Sam, how many other ways exist to know joke is good? I think those three are pretty good criteria. One thing I like to do is get feedback from other comedians in a writing room, or at an open mic. But specifically one where we're watching closely and taking notes on each other. It helps to work with comics I also find funny, whose judgment I trust, and who have seen me perform many times before.

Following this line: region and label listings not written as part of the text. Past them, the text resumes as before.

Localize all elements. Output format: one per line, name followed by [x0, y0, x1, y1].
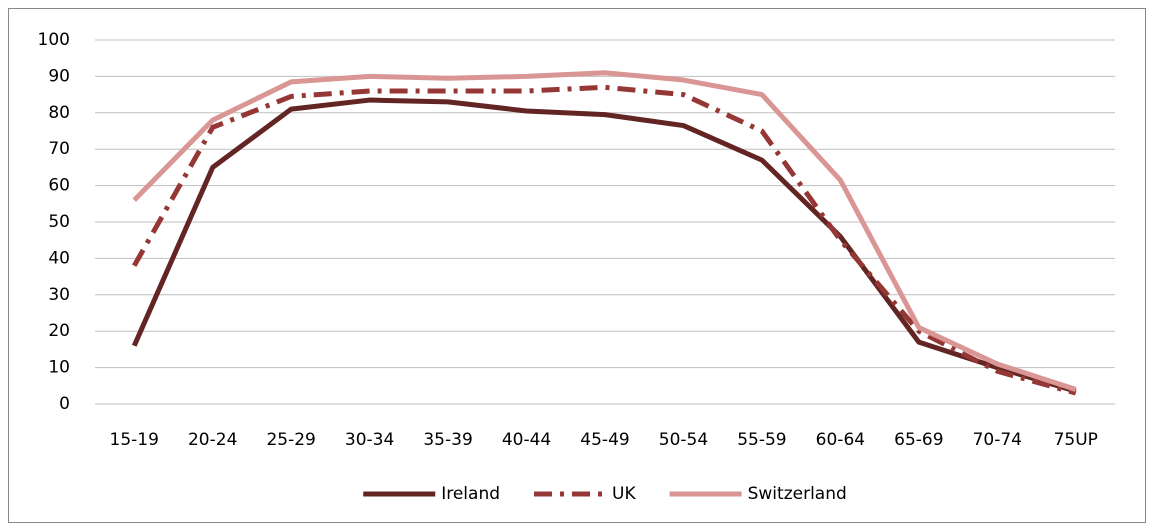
legend-label: UK — [612, 484, 636, 504]
y-tick-label: 80 — [48, 103, 70, 123]
series-line — [132, 70, 1077, 392]
y-tick-label: 90 — [48, 66, 70, 86]
x-tick-label: 50-54 — [659, 430, 708, 450]
y-tick-label: 70 — [48, 139, 70, 159]
x-tick-label: 15-19 — [110, 430, 159, 450]
x-tick-label: 70-74 — [973, 430, 1022, 450]
x-tick-label: 20-24 — [188, 430, 237, 450]
x-tick-label: 40-44 — [502, 430, 551, 450]
y-tick-label: 0 — [59, 394, 70, 414]
y-tick-label: 60 — [48, 176, 70, 196]
x-tick-label: 60-64 — [816, 430, 865, 450]
x-tick-label: 55-59 — [737, 430, 786, 450]
chart-frame — [8, 8, 1146, 523]
x-tick-label: 25-29 — [266, 430, 315, 450]
y-tick-label: 10 — [48, 358, 70, 378]
y-tick-label: 100 — [38, 30, 70, 50]
series-line — [132, 84, 1077, 396]
x-tick-label: 35-39 — [423, 430, 472, 450]
x-tick-label: 75UP — [1054, 430, 1098, 450]
y-tick-label: 40 — [48, 248, 70, 268]
series-line — [131, 97, 1077, 394]
legend-label: Switzerland — [748, 484, 847, 504]
x-tick-label: 45-49 — [580, 430, 629, 450]
y-tick-label: 20 — [48, 321, 70, 341]
x-tick-label: 65-69 — [894, 430, 943, 450]
y-tick-label: 50 — [48, 212, 70, 232]
legend-label: Ireland — [441, 484, 500, 504]
y-tick-label: 30 — [48, 285, 70, 305]
x-tick-label: 30-34 — [345, 430, 394, 450]
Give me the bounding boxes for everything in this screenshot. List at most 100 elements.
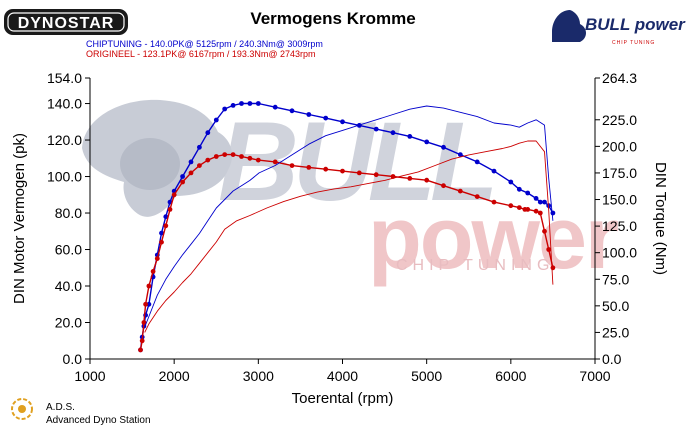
data-point-chiptuning bbox=[289, 108, 295, 114]
x-axis-label: Toerental (rpm) bbox=[292, 390, 394, 407]
data-point-origineel bbox=[143, 301, 149, 307]
y-right-tick-label: 200.0 bbox=[602, 138, 637, 154]
data-point-origineel bbox=[146, 283, 152, 289]
data-point-chiptuning bbox=[390, 130, 396, 136]
y-right-tick-label: 50.0 bbox=[602, 298, 629, 314]
power-text-watermark: power bbox=[368, 188, 618, 287]
data-point-origineel bbox=[516, 205, 522, 211]
data-point-origineel bbox=[373, 172, 379, 178]
y-right-tick-label: 0.0 bbox=[602, 351, 622, 367]
bull-watermark: BULL power CHIP TUNING bbox=[82, 99, 620, 287]
data-point-origineel bbox=[537, 210, 543, 216]
y-left-tick-label: 100.0 bbox=[47, 169, 82, 185]
data-point-origineel bbox=[154, 256, 160, 261]
data-point-origineel bbox=[255, 157, 261, 163]
bull-text-watermark: BULL bbox=[218, 99, 493, 224]
y-right-tick-label: 75.0 bbox=[602, 271, 629, 287]
data-point-origineel bbox=[289, 163, 295, 169]
data-point-chiptuning bbox=[550, 210, 556, 216]
data-point-origineel bbox=[508, 203, 514, 209]
bull-power-logo-text: BULL power bbox=[585, 15, 686, 34]
y-left-tick-label: 120.0 bbox=[47, 132, 82, 148]
series-line-origineel-torque bbox=[144, 140, 554, 333]
data-point-chiptuning bbox=[424, 139, 430, 145]
chart-axes: 1000 2000 3000 4000 5000 6000 70000.020.040.06… bbox=[11, 70, 669, 407]
data-point-chiptuning bbox=[306, 112, 312, 117]
y-right-tick-label: 25.0 bbox=[602, 324, 629, 340]
data-point-origineel bbox=[550, 265, 556, 271]
data-point-chiptuning bbox=[542, 199, 547, 205]
data-point-origineel bbox=[340, 168, 345, 174]
data-point-origineel bbox=[323, 166, 329, 172]
data-point-chiptuning bbox=[272, 104, 278, 110]
y-left-tick-label: 140.0 bbox=[47, 96, 82, 112]
data-point-origineel bbox=[474, 194, 480, 200]
data-point-origineel bbox=[441, 183, 446, 189]
data-point-chiptuning bbox=[205, 130, 211, 136]
data-point-chiptuning bbox=[197, 144, 202, 150]
data-point-chiptuning bbox=[340, 119, 345, 125]
y-right-tick-label: 150.0 bbox=[602, 192, 637, 208]
data-point-origineel bbox=[141, 320, 147, 325]
x-tick-label: 3000 bbox=[243, 368, 274, 384]
data-point-chiptuning bbox=[474, 159, 480, 165]
data-point-chiptuning bbox=[441, 144, 446, 150]
ads-long: Advanced Dyno Station bbox=[46, 415, 151, 426]
data-point-chiptuning bbox=[323, 115, 329, 121]
data-point-chiptuning bbox=[230, 103, 236, 108]
data-point-origineel bbox=[356, 170, 362, 176]
data-point-origineel bbox=[171, 192, 177, 198]
data-point-chiptuning bbox=[537, 199, 543, 205]
dynostar-logo: DYNOSTAR bbox=[4, 9, 128, 35]
y-left-tick-label: 80.0 bbox=[55, 205, 82, 221]
data-point-origineel bbox=[525, 207, 531, 212]
data-point-origineel bbox=[239, 154, 244, 159]
data-point-origineel bbox=[306, 165, 312, 170]
data-point-chiptuning bbox=[407, 134, 413, 139]
y-left-tick-label: 40.0 bbox=[55, 278, 82, 294]
data-point-chiptuning bbox=[373, 126, 379, 132]
y-right-tick-label: 225.0 bbox=[602, 112, 637, 128]
data-point-chiptuning bbox=[188, 159, 194, 165]
y-right-tick-label: 125.0 bbox=[602, 218, 637, 234]
x-tick-label: 6000 bbox=[495, 368, 526, 384]
data-point-origineel bbox=[222, 152, 228, 158]
bull-power-logo: BULL power CHIP TUNING bbox=[552, 10, 686, 46]
ads-logo-center bbox=[18, 405, 26, 413]
chart-curves bbox=[138, 101, 556, 353]
data-point-chiptuning bbox=[180, 174, 186, 179]
data-point-origineel bbox=[150, 269, 156, 274]
y-axis-right-label: DIN Torque (Nm) bbox=[652, 162, 669, 275]
data-point-origineel bbox=[230, 152, 236, 158]
x-tick-label: 2000 bbox=[159, 368, 190, 384]
x-tick-label: 7000 bbox=[579, 368, 610, 384]
ads-logo: A.D.S. Advanced Dyno Station bbox=[11, 398, 151, 426]
data-point-chiptuning bbox=[525, 190, 531, 196]
x-tick-label: 4000 bbox=[327, 368, 358, 384]
data-point-origineel bbox=[533, 208, 539, 214]
chiptuning-text-watermark: CHIP TUNING bbox=[396, 257, 554, 274]
data-point-chiptuning bbox=[146, 301, 152, 307]
y-left-tick-label: 154.0 bbox=[47, 70, 82, 86]
data-point-chiptuning bbox=[213, 117, 219, 123]
data-point-origineel bbox=[213, 154, 219, 159]
data-point-origineel bbox=[272, 159, 278, 165]
data-point-chiptuning bbox=[508, 179, 514, 185]
data-point-origineel bbox=[205, 157, 211, 163]
data-point-origineel bbox=[139, 338, 145, 344]
data-point-origineel bbox=[159, 239, 164, 245]
data-point-origineel bbox=[247, 155, 253, 161]
data-point-origineel bbox=[138, 347, 143, 353]
y-left-tick-label: 60.0 bbox=[55, 242, 82, 258]
data-point-origineel bbox=[457, 188, 463, 194]
data-point-chiptuning bbox=[247, 101, 253, 106]
ads-logo-icon bbox=[11, 398, 33, 420]
data-point-chiptuning bbox=[457, 152, 463, 158]
data-point-origineel bbox=[188, 170, 194, 176]
data-point-origineel bbox=[424, 177, 430, 183]
legend-origineel: ORIGINEEL - 123.1PK@ 6167rpm / 193.3Nm@ … bbox=[86, 49, 316, 59]
data-point-chiptuning bbox=[159, 230, 164, 236]
y-right-tick-label: 175.0 bbox=[602, 165, 637, 181]
x-tick-label: 1000 bbox=[74, 368, 105, 384]
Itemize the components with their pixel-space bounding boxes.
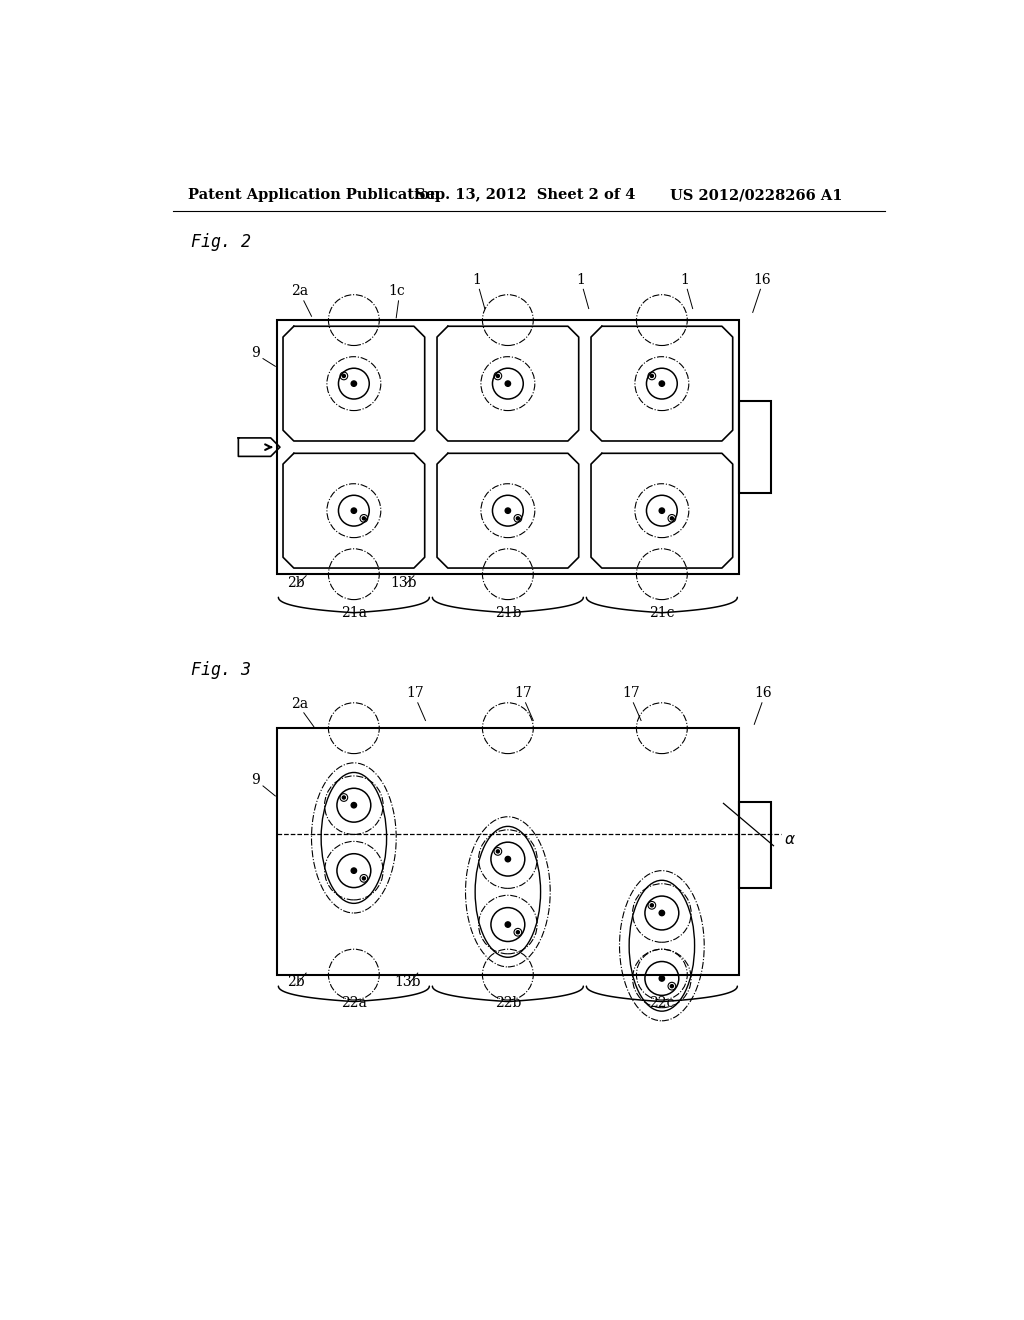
Text: 2b: 2b	[288, 577, 305, 590]
Circle shape	[351, 381, 356, 387]
Circle shape	[351, 803, 356, 808]
Circle shape	[505, 921, 511, 927]
Bar	[276, 321, 739, 574]
Text: Patent Application Publication: Patent Application Publication	[188, 189, 440, 202]
Circle shape	[650, 375, 653, 378]
Text: 22a: 22a	[341, 997, 367, 1010]
Text: 22c: 22c	[649, 997, 675, 1010]
Text: 13b: 13b	[391, 577, 417, 590]
Text: $\alpha$: $\alpha$	[783, 833, 796, 847]
Circle shape	[362, 517, 366, 520]
Circle shape	[351, 869, 356, 874]
Text: 13b: 13b	[394, 975, 421, 989]
Text: 16: 16	[753, 273, 771, 286]
Circle shape	[505, 381, 511, 387]
Circle shape	[671, 517, 674, 520]
Bar	[276, 729, 739, 974]
Text: 21b: 21b	[495, 606, 521, 620]
Circle shape	[671, 985, 674, 987]
Circle shape	[342, 796, 345, 799]
Circle shape	[659, 508, 665, 513]
Text: Fig. 3: Fig. 3	[190, 661, 251, 678]
Text: 9: 9	[251, 346, 260, 360]
Text: 1: 1	[681, 273, 689, 286]
Text: 2a: 2a	[292, 285, 308, 298]
Text: 2a: 2a	[292, 697, 308, 711]
Text: US 2012/0228266 A1: US 2012/0228266 A1	[670, 189, 842, 202]
Bar	[739, 401, 771, 494]
Circle shape	[650, 904, 653, 907]
Text: 22b: 22b	[495, 997, 521, 1010]
Text: 1: 1	[577, 273, 586, 286]
Circle shape	[362, 876, 366, 880]
Text: 1: 1	[473, 273, 481, 286]
Text: 17: 17	[407, 686, 424, 701]
Text: 2b: 2b	[288, 975, 305, 989]
Circle shape	[497, 375, 500, 378]
Text: 1c: 1c	[388, 285, 404, 298]
Text: Sep. 13, 2012  Sheet 2 of 4: Sep. 13, 2012 Sheet 2 of 4	[416, 189, 636, 202]
Text: 9: 9	[251, 772, 260, 787]
Circle shape	[505, 857, 511, 862]
Circle shape	[516, 517, 519, 520]
Bar	[739, 803, 771, 888]
Circle shape	[351, 508, 356, 513]
Text: 21a: 21a	[341, 606, 367, 620]
Circle shape	[516, 931, 519, 933]
Text: 17: 17	[623, 686, 640, 701]
Text: 17: 17	[514, 686, 532, 701]
Circle shape	[659, 975, 665, 981]
Circle shape	[505, 508, 511, 513]
Circle shape	[659, 381, 665, 387]
Circle shape	[497, 850, 500, 853]
Text: Fig. 2: Fig. 2	[190, 232, 251, 251]
Text: 16: 16	[755, 686, 772, 701]
Circle shape	[342, 375, 345, 378]
Circle shape	[659, 911, 665, 916]
Text: 21c: 21c	[649, 606, 675, 620]
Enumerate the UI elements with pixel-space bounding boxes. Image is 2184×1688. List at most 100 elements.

Matt, I had a set a few months ago at Ochi's where I told everything exactly how I wanted to tell it, and they didn't laugh once. They patiently smiled and listened. I wasn't scared into my shell, but I was dumbfounded. Finally I turn to a lady in the front row and ask, "If you could use one word to describe me right now, what would it be?" I'm thinking she'll say, "Unfunny. Whiny. Dumb. Corny." She pauses and says, "Um...eccentric?" So that was my note for the night, even though I didn't plan any of my material or delivery to come across that way. Then again, I put her on the spot, so maybe that's the first word that came to mind. I could have been "beer-esque"

myq said...

I feel like you're addressing something different than Matt was bringing up. That is, it seems to me that Matt is referring to jokes that might get raucous laughter from one crowd, but silent appreciation from another (which can happen to anyone, with any jokes, I'd say).
What you, Sam, are talking about, is also noteworthy, and I think Abbi brings up a good point--in addition to the crowd laughing and your own judgments (the intersection of which should be the best combination, unless you and the crowd are both wrong, like a racist delivering stereotypes to a crowd full of KKK members), getting feedback from people you respect, if they'll give it, can be very helpful.
Can you spot "good" comedy from other comedians? Your peers? People you know? If you're friendly with such people, then perhaps they can help you figure out what parts of yourself and your own act are the best.

Then you can perform those jokes in front of one of Matt's quietly appreciative crowds.